Jeff Balek, auteur vedette des Éditions Numériklivres où il s’est illustré avec la série du Waldgänger, joyeux pastiche de SF et de jeu d’action, sait manier d’autres registres aussi – et de façon magistrale – comme il l’a démontré avec Lisa, un roman d’amour, dans lequel il trouve, entre rêve somnambule et fait divers, les mots assez doux pour faire rêver et assez durs pour écorcher.
Lisa, c’est le rire si léger ; celle qui incarne l’ode à la mer, de Neruda ; ou encore « la brise de printemps […] dans l’hiver de l’existence » du narrateur [1]Jeff Balek, Lisa. Paris 2012. Éditions Numériklivres, chapitre 2. C’est celle encore qui domine de son nom le livre et les réflexions du narrateur, c’est par elle que tout commence et c’est par elle que tout se termine. Autant dire que le livre porte bien son nom.

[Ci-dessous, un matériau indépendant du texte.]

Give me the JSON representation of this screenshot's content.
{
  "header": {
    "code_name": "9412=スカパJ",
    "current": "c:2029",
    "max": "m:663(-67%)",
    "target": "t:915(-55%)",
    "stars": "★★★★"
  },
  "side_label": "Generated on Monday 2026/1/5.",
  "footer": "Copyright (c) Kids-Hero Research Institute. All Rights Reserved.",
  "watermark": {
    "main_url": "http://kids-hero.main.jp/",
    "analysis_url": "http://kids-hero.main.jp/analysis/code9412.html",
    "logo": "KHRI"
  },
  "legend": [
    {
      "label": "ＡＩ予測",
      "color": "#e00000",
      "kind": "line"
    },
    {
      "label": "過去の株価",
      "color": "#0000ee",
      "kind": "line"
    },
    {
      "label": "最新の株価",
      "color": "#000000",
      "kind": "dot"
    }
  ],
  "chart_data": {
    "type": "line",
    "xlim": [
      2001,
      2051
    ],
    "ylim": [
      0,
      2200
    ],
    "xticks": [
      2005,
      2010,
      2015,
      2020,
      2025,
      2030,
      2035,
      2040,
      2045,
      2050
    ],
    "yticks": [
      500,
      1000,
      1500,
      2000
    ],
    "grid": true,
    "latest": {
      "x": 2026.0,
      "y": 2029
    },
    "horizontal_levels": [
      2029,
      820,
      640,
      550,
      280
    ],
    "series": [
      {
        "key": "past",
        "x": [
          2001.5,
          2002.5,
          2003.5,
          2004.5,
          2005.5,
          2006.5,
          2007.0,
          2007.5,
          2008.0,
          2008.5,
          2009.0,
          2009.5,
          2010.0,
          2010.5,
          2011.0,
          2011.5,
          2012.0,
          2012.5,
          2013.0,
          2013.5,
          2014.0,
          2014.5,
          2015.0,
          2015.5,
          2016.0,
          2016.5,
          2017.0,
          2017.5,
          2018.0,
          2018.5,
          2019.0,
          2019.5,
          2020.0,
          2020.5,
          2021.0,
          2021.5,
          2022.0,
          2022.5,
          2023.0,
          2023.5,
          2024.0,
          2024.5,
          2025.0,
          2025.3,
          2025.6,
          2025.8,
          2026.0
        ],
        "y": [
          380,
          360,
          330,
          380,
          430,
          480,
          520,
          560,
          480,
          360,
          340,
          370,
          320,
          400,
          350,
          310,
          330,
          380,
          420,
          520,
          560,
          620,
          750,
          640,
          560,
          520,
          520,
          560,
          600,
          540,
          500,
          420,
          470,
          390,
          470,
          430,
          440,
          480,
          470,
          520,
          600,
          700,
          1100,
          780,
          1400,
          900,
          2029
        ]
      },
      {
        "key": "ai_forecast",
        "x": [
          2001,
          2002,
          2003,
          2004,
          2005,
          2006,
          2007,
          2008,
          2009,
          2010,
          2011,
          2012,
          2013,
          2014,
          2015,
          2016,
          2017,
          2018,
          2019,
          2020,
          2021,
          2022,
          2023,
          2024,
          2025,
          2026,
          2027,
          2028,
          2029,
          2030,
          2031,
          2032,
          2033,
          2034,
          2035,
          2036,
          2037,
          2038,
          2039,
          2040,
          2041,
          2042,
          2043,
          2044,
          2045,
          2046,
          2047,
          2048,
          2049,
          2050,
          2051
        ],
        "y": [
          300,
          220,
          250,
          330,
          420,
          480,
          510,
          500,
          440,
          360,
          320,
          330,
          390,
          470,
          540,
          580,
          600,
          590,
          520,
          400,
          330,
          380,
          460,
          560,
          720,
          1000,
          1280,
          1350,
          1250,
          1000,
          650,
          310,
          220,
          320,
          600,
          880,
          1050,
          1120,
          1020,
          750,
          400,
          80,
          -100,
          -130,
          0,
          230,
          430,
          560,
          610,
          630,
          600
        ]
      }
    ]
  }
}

Le narrateur se met à la première personne et nous raconte sa vie avec Lisa. Tout d’abord, et de façon tout à fait banale, c’est l’histoire d’une jeune femme et d’un homme visiblement plus âgé, « vieux mâle, […] dos argenté » [2]Lisa, chapitre 1 dans « l’hiver de [son] existence » [3]Lisa, chapitre 2. On les suit dans leurs déplacements, à la mer, dans leur chambre d’hôtel, dans le resto, et on suit leurs dialogues, leurs disputes, leurs réconciliations. Bref, on devient le témoin de leur quotidien qui n’est marqué par aucun grand évènement, jalonné des expériences de tous les jours comme tout le monde peut en faire : le divorce du narrateur, la perte de son boulot, ses démissions successives, ses tentatives de se construire une vie d’écrivain. Ou encore la vie professionnelle très peu brillante de Lisa dans son bureau où « on vieillit lentement » [4]Lisa, chapitre 15.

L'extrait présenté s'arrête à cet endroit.